Bad Belzig. Kaffee aus Mexiko, Kakao aus der Dominikanischen Republik, Cashewnüsse aus Honduras und Obst und Honig aus dem Hohen Fläming: Zum ersten Mal lud die Bad Belziger Initiative für Fairen Handel gemeinsam mit der Volkshochschule zum Fairen Frühstück ein. Unmittelbar zu Erntedank eine gute Möglichkeit, sich kulinarisch mit der Thematik auseinanderzusetzen, wie es in der Runde hieß.

„Wir interessieren uns schon lange für den Fairen Handel und möchten dieses Frühstück nutzen, um noch mehr zu erfahren“, so Markus und Juliane Fenske, die aus Jeserig/Niederwerbig zum Fairen Naschen in die Kur- und Kreisstadt kamen. Der Heilpraktiker und die Yogalehrerin betreiben einen eigenen Biohandel. Die Neugier an der Thematik führte sie zum Treffen. „Der Konsum jedes Einzelnen hat eine unglaubliche Tragweite. Deshalb ist es mir wichtig, dass ich faire Produktentscheidungen treffe“, so Markus Fenske.

Marie Kolinksy, Gründerin der hiesigen Initiative, führte vor Beginn des Frühstücks in die Grundsätze des Fairen Handels ein. „Es geht vor allem um Menschen und die Wertschätzung ihrer Arbeit “, so die 38-Jährige. „Wer fair konsumiert, setzt sich für eine faire Entlohnung und die Verbesserung der Lebens-und Arbeitsbedingungen der vielen Millionen Menschen ein, welche die Produkte für uns herstellen.“

Der Umsatz mit fair gehandelten Produkten ist in den vergangenen Jahren enorm gestiegen. Dennoch ist ihr Anteil am Gesamtmarkt gering. So wird zum Beispiel Kaffee mit nur einem Anteil etwa zwei Prozent des gesamten Absatzes fair gehandelt. „Deshalb ist es uns ein Anliegen, dass die Idee des Fairen Handels immer mehr Bürger erreicht“, so Marie Kolinsky. Die Hagelbergerin setzt sich hierzulande dafür ein, dass die Händler über fair gehandelte Produkte informiert werden. Faire Produkte gibt es mittlerweile nicht mehr nur in Weltläden, sondern auch in Supermärkten, Kantinen und Cafés. Wobei dieser Trend eher in den großen Städten zu beobachten ist. Wer in Bad Belzig fair gehandelten Kaffee kaufen möchte, bekommt diesen schon in fast allen Supermärkten. Dort gibt es meist ein Exemplar mit Fairtrade-Siegel. Oder auf Anfrage im Seecafé. Der Blumenladen Flower Power am Markt in Bad Belzig bietet auf Anfrage fair gehandelte Rosen.

Es geht weiter

Das Faire Frühstück der Bad Belziger Initiative findet in Kooperation mit der Kreisvolkshochschule Potsdam-Mittelmark statt. Sie wird gefördert von „Engagement Global“ im Auftrag des Bundesministeriums für wirtschaftliche Zusammenarbeit und Entwicklung.

Wer sich für Fairen Handel und die Initiative interessiert, kann sie nächsten Sonntag, 11 Uhr, beim Fairen Kirchencafé kennenlernen. Dann wird im Wächtlerhaus am Kirchplatz in der Kur- und Kreisstadt erneut fair geschlemmt.

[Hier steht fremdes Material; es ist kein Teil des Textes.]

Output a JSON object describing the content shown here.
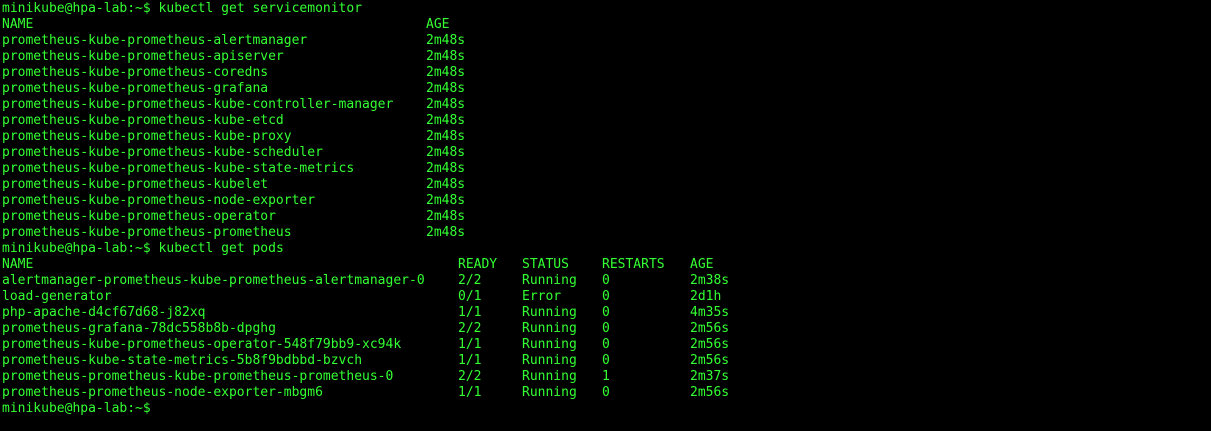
{
  "terminal": {
    "prompt": "minikube@hpa-lab:~$",
    "colors": {
      "background": "#000000",
      "foreground": "#33ff33"
    },
    "cmd1": "kubectl get servicemonitor",
    "sm_headers": {
      "name": "NAME",
      "age": "AGE"
    },
    "servicemonitors": [
      {
        "name": "prometheus-kube-prometheus-alertmanager",
        "age": "2m48s"
      },
      {
        "name": "prometheus-kube-prometheus-apiserver",
        "age": "2m48s"
      },
      {
        "name": "prometheus-kube-prometheus-coredns",
        "age": "2m48s"
      },
      {
        "name": "prometheus-kube-prometheus-grafana",
        "age": "2m48s"
      },
      {
        "name": "prometheus-kube-prometheus-kube-controller-manager",
        "age": "2m48s"
      },
      {
        "name": "prometheus-kube-prometheus-kube-etcd",
        "age": "2m48s"
      },
      {
        "name": "prometheus-kube-prometheus-kube-proxy",
        "age": "2m48s"
      },
      {
        "name": "prometheus-kube-prometheus-kube-scheduler",
        "age": "2m48s"
      },
      {
        "name": "prometheus-kube-prometheus-kube-state-metrics",
        "age": "2m48s"
      },
      {
        "name": "prometheus-kube-prometheus-kubelet",
        "age": "2m48s"
      },
      {
        "name": "prometheus-kube-prometheus-node-exporter",
        "age": "2m48s"
      },
      {
        "name": "prometheus-kube-prometheus-operator",
        "age": "2m48s"
      },
      {
        "name": "prometheus-kube-prometheus-prometheus",
        "age": "2m48s"
      }
    ],
    "cmd2": "kubectl get pods",
    "pod_headers": {
      "name": "NAME",
      "ready": "READY",
      "status": "STATUS",
      "restarts": "RESTARTS",
      "age": "AGE"
    },
    "pods": [
      {
        "name": "alertmanager-prometheus-kube-prometheus-alertmanager-0",
        "ready": "2/2",
        "status": "Running",
        "restarts": "0",
        "age": "2m38s"
      },
      {
        "name": "load-generator",
        "ready": "0/1",
        "status": "Error",
        "restarts": "0",
        "age": "2d1h"
      },
      {
        "name": "php-apache-d4cf67d68-j82xq",
        "ready": "1/1",
        "status": "Running",
        "restarts": "0",
        "age": "4m35s"
      },
      {
        "name": "prometheus-grafana-78dc558b8b-dpghg",
        "ready": "2/2",
        "status": "Running",
        "restarts": "0",
        "age": "2m56s"
      },
      {
        "name": "prometheus-kube-prometheus-operator-548f79bb9-xc94k",
        "ready": "1/1",
        "status": "Running",
        "restarts": "0",
        "age": "2m56s"
      },
      {
        "name": "prometheus-kube-state-metrics-5b8f9bdbbd-bzvch",
        "ready": "1/1",
        "status": "Running",
        "restarts": "0",
        "age": "2m56s"
      },
      {
        "name": "prometheus-prometheus-kube-prometheus-prometheus-0",
        "ready": "2/2",
        "status": "Running",
        "restarts": "1",
        "age": "2m37s"
      },
      {
        "name": "prometheus-prometheus-node-exporter-mbgm6",
        "ready": "1/1",
        "status": "Running",
        "restarts": "0",
        "age": "2m56s"
      }
    ]
  }
}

Weitere Termine: Faire Frühstücke sind Kleinmachnow und Werder/H. am 5. und 12. November, jeweils 10 bis 13 Uhr, geplant. Mehr: www.kvhs-pm.de.

Regional, saisonal, Bio und Fair. Welche Variante ist denn nun die Beste? „Das muss jeder individuell für sich entscheiden. Für mich sind es alle ’Varianten’ in genau dieser Reihenfolge“, so Marie Kolinsky. Sie hat ihren Fokus auf regionale Produkte gelegt. „Ich möchte die Bauern in unserer Region unterstützen.“ Produkte von Übersee kauft sie natürlich fair. Wer sich für fairen Konsum entscheidet, kann die Produkte Faitrade-Siegel oder an Herstellernamen wie Gepa und Elipente, die 100prozentig für Fairen Handel stehen.